Suze watched him from the corner of her eye. He was
quiet, which was fine by her, she hated men who, after sex,
could do nothing but talk and talk, about the most mundane
things usually, thinking that sex somehow bonded them in a
way that allowed them to bore her with their lives. Jon just
sat and stared at the street, smoked cigarettes, and she
appreciated the way he seemed to know when silence was
more sexy than sound.
They spent the next few days in each other, floating
through the streets of Amsterdam, eventually ending up at
her flat every evening. Wild days full of disarray and promise,
first flushes and unexpected thrills. Days of talking and
talking and walking through the streets and yet more talking.
Days full of history and days where only the moment existed.
She took him around the city, showed him the houses
along Prinsengracht and explained what the gables and curlicues
signified. She told him the history of the city, its establishment at the place where Dam Square now stood, where
the Anabaptists were burned at the stake in 1576, its mercantile
foundations and autonomy from Church and rulers,
money the only governing factor, leading to tolerance, the
welcoming of Inquisition-fleeing Jews, the proto-capitalist
freedom of the free market, leading also to portraiture and
still life instead of the agonized Jesus that writhed and
squirmed on altarpieces from northern Germany to the
dwindled tip of Italy. Rembrandt and the Golden Age, the
decline into decadence and loss of empire, the dark days of
war, hunger and betrayal, the post-war Amsterdam squatters
and hippies, Provos chanting nonsensical Dada poetry, the
sharp crack of billy-clubs and free bicycles, civil rights and
the commercialization of criminality.
They sat in coffee shops and talked for hours over a single
cup.
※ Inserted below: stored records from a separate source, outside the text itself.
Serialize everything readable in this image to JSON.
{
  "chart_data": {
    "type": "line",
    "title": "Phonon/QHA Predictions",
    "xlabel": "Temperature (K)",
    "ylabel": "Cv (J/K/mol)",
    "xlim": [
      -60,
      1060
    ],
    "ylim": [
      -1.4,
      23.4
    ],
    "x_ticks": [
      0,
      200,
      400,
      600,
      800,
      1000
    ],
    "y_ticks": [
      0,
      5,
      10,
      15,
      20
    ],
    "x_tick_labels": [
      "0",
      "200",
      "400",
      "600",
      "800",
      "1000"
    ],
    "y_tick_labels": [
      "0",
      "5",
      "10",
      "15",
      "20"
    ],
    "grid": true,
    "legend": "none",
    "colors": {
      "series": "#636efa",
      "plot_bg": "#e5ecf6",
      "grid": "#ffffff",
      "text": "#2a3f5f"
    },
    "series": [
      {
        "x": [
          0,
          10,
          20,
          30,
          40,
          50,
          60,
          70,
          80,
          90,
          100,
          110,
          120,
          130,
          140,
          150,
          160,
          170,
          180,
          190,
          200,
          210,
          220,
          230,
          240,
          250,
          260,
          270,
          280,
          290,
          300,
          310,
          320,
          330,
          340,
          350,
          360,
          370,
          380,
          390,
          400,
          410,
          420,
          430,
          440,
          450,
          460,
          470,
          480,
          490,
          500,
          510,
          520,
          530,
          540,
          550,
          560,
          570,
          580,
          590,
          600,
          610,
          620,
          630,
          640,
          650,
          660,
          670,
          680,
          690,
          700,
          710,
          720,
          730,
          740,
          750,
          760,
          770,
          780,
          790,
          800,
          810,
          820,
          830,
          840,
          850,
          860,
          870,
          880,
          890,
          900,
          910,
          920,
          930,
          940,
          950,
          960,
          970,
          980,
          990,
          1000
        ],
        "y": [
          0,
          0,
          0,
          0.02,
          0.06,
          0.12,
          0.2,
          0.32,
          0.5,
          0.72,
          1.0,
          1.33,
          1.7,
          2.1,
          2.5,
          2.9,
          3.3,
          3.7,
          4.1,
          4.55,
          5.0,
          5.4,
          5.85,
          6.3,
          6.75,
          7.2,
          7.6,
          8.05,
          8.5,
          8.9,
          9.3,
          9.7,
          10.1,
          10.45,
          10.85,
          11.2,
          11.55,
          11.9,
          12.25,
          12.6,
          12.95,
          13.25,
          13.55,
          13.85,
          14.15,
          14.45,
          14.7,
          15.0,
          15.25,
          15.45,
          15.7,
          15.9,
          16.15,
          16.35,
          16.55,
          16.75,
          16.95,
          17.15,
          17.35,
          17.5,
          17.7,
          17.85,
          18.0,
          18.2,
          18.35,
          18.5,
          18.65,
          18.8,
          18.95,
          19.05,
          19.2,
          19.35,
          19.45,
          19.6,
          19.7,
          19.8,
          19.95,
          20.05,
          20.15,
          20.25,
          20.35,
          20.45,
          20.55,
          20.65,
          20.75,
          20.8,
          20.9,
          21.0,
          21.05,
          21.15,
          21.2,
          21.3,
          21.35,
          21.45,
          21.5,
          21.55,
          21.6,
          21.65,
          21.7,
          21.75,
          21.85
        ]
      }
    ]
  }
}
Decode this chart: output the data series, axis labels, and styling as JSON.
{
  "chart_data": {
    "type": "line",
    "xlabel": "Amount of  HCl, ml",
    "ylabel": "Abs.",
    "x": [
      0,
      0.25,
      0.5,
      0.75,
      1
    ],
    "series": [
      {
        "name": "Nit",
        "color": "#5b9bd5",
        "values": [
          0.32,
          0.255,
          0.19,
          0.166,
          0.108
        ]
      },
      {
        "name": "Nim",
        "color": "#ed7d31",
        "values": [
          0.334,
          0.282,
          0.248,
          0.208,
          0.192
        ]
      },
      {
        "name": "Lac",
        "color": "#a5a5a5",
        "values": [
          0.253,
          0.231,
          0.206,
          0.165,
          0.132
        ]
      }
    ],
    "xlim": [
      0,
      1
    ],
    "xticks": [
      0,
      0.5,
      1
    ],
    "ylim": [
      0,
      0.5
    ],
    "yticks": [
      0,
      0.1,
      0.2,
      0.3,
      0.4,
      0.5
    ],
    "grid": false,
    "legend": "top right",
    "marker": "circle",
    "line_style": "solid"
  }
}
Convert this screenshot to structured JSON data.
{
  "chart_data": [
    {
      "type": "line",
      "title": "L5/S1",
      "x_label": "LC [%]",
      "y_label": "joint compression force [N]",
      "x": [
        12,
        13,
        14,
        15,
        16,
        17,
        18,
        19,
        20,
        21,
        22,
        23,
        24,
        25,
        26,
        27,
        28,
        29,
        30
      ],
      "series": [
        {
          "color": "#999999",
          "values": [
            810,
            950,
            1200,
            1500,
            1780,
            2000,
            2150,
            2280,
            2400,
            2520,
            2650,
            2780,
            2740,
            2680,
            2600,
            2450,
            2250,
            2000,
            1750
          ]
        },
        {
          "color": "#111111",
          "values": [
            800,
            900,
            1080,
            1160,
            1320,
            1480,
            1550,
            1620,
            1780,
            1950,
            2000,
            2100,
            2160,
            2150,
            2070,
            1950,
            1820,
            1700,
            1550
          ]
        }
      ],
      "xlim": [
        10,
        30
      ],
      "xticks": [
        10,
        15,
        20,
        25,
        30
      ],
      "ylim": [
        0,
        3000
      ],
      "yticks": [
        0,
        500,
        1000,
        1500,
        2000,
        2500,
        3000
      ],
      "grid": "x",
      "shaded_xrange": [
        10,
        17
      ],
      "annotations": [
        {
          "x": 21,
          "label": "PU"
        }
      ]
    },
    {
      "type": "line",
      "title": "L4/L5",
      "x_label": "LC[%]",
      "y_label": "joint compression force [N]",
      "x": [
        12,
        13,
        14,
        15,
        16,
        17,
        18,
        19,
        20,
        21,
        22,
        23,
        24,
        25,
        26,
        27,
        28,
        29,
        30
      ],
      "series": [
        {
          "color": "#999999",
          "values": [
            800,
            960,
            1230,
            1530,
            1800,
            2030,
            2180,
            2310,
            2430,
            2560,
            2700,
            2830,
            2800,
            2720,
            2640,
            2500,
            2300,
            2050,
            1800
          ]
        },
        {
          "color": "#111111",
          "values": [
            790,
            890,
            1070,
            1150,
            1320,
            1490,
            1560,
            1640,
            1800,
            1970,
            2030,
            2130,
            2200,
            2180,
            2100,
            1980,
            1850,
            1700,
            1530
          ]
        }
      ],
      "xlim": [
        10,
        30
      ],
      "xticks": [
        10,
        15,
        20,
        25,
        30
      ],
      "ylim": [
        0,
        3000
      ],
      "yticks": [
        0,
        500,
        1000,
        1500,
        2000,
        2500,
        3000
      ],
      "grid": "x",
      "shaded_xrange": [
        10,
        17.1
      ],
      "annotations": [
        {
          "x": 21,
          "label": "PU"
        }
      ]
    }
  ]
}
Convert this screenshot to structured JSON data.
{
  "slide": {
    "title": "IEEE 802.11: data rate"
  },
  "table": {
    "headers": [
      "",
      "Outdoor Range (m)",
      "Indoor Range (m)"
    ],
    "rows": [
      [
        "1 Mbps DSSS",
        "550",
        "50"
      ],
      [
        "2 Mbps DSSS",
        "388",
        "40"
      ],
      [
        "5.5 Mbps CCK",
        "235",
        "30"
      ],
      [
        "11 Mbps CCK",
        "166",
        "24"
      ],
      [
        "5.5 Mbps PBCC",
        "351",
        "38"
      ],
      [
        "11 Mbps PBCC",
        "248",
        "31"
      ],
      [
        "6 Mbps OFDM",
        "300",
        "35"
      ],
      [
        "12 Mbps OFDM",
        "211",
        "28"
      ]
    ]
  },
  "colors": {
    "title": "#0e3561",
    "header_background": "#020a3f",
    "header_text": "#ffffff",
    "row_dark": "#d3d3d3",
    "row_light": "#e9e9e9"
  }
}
They went to movies that neither would have ever
thought they’d want to see, did stupid things - all these
moments that suddenly take on new meaning when shared,
like laughing at bad films together or at the way people
marched like cattle out of the trams and into the glass-fronted
office buildings that welcomed them like the doors to a
slaughterhouse. A whole new world revealed only in conspiratorial
closeness.
They talked about poets they both liked, finding each
other’s tastes so similar that it was uncanny; yes Lowell and
Cummings but Berryman and Eliot too and don’t forget
Jarrell’s crazy rhythms or the restless, unstoppable energy of
Pound.
‘I can’t believe it,’ he said when she mentioned how she
spent days reading biographies, sucking up the facts of these
poets’ lives as if it were the only nutrient that would sustain
her. ‘I used to love reading all that stuff too,’ he said.
She looked at him. ‘Yes. Berryman selling encyclopedias
door to door, Joyce passed out in the gutter, Eliot and his
breakdown, Pound in his Pisan cage. I love all that. I used
to read their biographies and it made me feel somehow
better.’
‘Better because their lives were so much worse than yours?’